During the hour of the test, the syslog generated 113 events (many thousand more events were generated by the other componets):
Our internal API client: query and upload data from the CLI: CSV, JSON, or pretty-print.
Only two of those events were of etypes that had not been seen before:
Simple Example of ML log anomaly detection: if something happens for the first time, it is probably diagnostic.
Look at that, this type of AI anomaly detection found the relevant two lines that describe root cause, simply because the etypes were new! It turns out that this works surprisingly well for a very large variety of software incidents.
As an aside, it’s interesting to look at all the data for one of our anomalous etypes showing the timestamp of its first occurrence (you can see how the values of the evar “str” change across the occurrences):
Automatic Log Anomaly Detection in Real Life
The examples above show how etypes and evars provide all the basic building blocks needed for log anomaly detection (or analytics of any kind on log data). The underlying foundation is to use machine learning to accurately structure the log data and build a dictionary of event types (etypes). However, in real life, highly effective unsupervised log anomaly detection on its own is not enough. This is because logs are extremely noisy, and uncovering anomalies still requires human interpretation.
Making Log Anomalies Highly Useful: Root Cause Reports
As mentioned above, our goal is to automatically detect software problems and their root cause by using ML to analyze logs. In order to do this, we take a multi-layered approach to machine learning on logs.
The key step that uncovers the “signal” from the noise of anomalies is to find correlated clusters of anomalies that span log streams. This technique produces useful root cause reports that are made of log lines that contain root cause indicators and details of symptoms.
Since the machine learning is unsupervised, all that is required is the installation of a log collector (or if you use the Elastic Stack, just install a Logstash output plugin). The technology works with any kind of application or infrastructure and is particularly useful in distributed Kubernetes environments which can be hard to troubleshoot with traditional tools.
FAQ
Popular questions about using machine learning to detect anomalies in log streams and log files.
How do you find log anomalies with machine learning (ML)?
Logs can be extremely noisy and are mostly unstructured.

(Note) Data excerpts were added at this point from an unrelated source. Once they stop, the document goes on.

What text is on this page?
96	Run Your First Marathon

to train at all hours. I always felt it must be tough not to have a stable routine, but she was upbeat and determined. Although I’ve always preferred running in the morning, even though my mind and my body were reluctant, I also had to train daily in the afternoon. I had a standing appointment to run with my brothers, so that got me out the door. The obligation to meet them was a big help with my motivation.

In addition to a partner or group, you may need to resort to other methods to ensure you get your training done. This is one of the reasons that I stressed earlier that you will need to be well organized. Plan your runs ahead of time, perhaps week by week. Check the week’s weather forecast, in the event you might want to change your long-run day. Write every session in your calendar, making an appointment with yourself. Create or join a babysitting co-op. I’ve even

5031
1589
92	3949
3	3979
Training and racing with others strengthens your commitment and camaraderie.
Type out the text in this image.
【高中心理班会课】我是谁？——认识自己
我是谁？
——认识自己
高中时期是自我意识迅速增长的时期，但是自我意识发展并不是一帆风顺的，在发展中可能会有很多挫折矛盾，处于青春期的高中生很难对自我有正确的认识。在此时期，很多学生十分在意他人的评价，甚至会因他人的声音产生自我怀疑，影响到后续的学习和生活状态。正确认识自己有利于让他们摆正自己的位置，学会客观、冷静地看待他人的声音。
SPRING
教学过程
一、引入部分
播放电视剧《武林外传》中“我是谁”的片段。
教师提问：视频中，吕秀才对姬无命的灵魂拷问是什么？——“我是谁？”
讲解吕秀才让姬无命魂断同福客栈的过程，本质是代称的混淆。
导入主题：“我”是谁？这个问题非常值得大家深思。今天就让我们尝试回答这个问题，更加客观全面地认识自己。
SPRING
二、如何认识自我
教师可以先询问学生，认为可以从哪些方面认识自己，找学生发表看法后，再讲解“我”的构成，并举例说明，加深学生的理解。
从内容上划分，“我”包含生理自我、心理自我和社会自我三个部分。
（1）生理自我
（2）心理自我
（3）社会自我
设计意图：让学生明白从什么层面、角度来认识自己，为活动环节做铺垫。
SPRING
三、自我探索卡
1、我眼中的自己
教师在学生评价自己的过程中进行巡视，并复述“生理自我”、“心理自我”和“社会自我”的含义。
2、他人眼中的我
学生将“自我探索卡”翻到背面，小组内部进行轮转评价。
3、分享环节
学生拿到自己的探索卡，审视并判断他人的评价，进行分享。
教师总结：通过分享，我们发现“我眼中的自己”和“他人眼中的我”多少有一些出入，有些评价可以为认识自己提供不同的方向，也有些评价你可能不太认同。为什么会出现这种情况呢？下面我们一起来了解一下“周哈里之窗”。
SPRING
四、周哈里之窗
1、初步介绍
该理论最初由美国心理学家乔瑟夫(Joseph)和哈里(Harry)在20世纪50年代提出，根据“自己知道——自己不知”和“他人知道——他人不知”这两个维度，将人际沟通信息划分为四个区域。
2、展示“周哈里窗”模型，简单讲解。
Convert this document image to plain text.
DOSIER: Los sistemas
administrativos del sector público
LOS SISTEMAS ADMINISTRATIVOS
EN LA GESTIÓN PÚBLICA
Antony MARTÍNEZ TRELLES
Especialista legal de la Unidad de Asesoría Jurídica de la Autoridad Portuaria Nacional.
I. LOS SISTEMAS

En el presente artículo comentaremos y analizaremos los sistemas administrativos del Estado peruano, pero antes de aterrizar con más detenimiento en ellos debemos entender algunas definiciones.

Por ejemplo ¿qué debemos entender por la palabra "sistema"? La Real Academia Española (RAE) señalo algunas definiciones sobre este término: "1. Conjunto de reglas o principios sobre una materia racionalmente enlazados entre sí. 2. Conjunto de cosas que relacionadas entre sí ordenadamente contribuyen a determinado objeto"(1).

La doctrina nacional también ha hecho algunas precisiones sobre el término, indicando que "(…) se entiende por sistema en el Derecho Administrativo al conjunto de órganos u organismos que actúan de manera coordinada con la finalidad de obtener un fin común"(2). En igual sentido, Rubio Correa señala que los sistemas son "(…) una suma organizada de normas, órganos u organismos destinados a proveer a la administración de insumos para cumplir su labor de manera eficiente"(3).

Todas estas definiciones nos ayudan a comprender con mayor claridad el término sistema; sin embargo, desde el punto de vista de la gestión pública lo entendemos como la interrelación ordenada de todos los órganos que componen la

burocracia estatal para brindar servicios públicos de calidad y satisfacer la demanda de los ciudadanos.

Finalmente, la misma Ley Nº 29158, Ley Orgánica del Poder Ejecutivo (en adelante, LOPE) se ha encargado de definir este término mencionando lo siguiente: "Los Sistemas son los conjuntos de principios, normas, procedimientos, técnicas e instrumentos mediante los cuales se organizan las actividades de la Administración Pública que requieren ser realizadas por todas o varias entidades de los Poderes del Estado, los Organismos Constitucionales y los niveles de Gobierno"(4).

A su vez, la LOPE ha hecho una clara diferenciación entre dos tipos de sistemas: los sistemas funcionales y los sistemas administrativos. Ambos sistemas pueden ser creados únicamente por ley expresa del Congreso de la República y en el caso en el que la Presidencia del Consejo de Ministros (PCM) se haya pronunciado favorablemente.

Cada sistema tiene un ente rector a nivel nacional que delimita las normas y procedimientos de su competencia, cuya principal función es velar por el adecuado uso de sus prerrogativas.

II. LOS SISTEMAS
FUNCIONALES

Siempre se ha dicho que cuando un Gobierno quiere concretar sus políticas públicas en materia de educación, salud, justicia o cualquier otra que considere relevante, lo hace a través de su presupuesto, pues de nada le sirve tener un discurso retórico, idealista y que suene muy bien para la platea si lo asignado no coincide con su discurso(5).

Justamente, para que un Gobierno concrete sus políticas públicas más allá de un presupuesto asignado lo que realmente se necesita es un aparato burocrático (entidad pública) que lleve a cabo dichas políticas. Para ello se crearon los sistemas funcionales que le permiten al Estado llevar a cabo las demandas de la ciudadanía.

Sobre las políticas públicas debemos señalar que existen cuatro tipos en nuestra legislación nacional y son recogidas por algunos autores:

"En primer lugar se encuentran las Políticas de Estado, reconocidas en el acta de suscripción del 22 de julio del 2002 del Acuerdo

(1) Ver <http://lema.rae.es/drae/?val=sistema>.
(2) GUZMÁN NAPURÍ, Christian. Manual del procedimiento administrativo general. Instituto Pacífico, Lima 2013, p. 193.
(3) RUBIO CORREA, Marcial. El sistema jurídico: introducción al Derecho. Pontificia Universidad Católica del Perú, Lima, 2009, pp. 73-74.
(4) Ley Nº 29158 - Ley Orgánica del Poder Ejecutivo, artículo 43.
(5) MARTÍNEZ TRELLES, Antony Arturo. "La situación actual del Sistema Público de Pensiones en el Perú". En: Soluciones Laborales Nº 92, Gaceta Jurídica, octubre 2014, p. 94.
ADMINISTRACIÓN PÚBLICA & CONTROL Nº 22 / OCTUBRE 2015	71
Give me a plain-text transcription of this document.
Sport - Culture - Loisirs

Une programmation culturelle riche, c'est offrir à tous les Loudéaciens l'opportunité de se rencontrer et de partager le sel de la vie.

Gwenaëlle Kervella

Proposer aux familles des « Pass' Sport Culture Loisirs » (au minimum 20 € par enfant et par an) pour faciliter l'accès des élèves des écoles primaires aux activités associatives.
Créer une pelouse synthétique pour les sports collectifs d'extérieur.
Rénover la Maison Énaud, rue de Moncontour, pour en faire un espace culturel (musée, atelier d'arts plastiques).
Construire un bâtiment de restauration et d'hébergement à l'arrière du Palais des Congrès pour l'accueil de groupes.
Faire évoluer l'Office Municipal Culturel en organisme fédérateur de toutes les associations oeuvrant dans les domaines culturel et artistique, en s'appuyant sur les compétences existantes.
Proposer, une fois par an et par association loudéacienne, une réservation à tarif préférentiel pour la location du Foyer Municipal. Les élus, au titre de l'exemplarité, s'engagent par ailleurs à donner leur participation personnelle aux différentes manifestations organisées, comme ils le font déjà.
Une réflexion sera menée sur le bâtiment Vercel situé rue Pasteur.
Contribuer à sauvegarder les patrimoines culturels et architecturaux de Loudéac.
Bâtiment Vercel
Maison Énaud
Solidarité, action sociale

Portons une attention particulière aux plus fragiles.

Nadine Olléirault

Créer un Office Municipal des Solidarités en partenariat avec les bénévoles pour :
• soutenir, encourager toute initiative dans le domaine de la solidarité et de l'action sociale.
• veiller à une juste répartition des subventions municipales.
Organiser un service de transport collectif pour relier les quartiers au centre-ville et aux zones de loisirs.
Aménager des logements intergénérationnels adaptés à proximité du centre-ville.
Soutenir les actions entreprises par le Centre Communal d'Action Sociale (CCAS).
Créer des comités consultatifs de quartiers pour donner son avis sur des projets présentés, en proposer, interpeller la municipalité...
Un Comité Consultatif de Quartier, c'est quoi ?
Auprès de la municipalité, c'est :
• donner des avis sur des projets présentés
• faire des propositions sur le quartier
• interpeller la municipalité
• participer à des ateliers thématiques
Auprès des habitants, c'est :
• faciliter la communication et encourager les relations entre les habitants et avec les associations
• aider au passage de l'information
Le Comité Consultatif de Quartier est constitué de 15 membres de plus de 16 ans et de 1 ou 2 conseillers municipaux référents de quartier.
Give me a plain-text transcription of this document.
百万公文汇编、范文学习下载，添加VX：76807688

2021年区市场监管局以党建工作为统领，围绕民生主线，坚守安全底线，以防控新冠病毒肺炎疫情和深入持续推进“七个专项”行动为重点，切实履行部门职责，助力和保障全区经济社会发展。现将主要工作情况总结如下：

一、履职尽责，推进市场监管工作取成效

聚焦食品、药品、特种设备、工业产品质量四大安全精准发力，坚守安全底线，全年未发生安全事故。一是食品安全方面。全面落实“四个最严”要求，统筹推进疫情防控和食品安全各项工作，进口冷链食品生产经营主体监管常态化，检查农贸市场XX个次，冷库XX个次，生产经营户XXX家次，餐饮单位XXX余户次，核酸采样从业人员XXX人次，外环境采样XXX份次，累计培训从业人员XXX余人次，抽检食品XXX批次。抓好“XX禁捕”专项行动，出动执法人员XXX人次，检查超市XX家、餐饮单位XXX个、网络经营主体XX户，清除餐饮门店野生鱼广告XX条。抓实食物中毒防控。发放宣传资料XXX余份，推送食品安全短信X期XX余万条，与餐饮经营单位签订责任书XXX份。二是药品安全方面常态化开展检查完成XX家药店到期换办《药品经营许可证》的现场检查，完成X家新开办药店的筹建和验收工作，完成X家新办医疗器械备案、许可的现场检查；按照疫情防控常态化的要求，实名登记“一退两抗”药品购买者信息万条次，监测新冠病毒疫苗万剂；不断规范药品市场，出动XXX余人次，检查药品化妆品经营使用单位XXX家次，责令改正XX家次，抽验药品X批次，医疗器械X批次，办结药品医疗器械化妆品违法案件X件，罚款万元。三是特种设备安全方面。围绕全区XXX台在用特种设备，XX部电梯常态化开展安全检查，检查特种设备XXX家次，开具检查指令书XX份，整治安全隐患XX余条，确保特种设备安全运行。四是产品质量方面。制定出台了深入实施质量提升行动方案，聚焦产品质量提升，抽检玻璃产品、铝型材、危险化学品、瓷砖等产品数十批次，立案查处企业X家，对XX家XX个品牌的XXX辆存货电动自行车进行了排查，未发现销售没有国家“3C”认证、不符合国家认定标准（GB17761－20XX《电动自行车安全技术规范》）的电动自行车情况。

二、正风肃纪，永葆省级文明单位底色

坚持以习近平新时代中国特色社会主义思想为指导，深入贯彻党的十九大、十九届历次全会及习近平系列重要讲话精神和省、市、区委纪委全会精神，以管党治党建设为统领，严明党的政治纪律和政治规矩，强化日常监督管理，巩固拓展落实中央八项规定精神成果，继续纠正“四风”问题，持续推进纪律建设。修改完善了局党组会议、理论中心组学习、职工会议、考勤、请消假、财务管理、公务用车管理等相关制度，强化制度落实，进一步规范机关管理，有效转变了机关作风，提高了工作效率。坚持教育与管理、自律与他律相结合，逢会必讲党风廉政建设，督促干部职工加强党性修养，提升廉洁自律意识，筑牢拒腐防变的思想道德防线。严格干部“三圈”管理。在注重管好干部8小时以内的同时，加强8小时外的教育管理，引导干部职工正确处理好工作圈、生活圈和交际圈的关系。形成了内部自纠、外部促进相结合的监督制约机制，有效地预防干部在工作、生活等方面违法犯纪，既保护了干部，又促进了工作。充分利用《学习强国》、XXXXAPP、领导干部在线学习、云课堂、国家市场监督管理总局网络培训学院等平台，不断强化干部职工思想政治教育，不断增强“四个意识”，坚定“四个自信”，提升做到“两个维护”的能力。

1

This makes anomaly detection of log data challenging. The fundamental requirement for accurate log anomaly detection is to be able to effectively structure log events and categorize them into unique event types. The technique used by Zebrium performs log structuring and categorization using unsupervised machine learning. Once categorized, Zebrium takes a multi-layered approach to anomaly and incident detection.
What are the best log anomaly detection tools?
The best log anomaly detection tools make use of log structuring and event categorization in order to improve the accuracy of log anomaly detection. Open source solutions such as the Elastic Stack (and its many derivatives) use LCS techniques for event categorization. Zebrium, uses a multi-layered unsupervised machine learning technique that tends to achieve much better results, especially for rare event types (rare event types are often very high value for log anomaly detection).
How do you use Machine learning for log anomaly detection in Kubernetes?
Kubernetes deployed apps can have complex failure modes that are hard to troubleshoot. To make matters worse, the volume of logs from every instance of every microservice can be huge. In order to perform log anomaly detection, you require a platform that is able to take raw logs from Kubernetes infrastructure and deployed apps, and use machine learning to automatically uncover anomalous log events.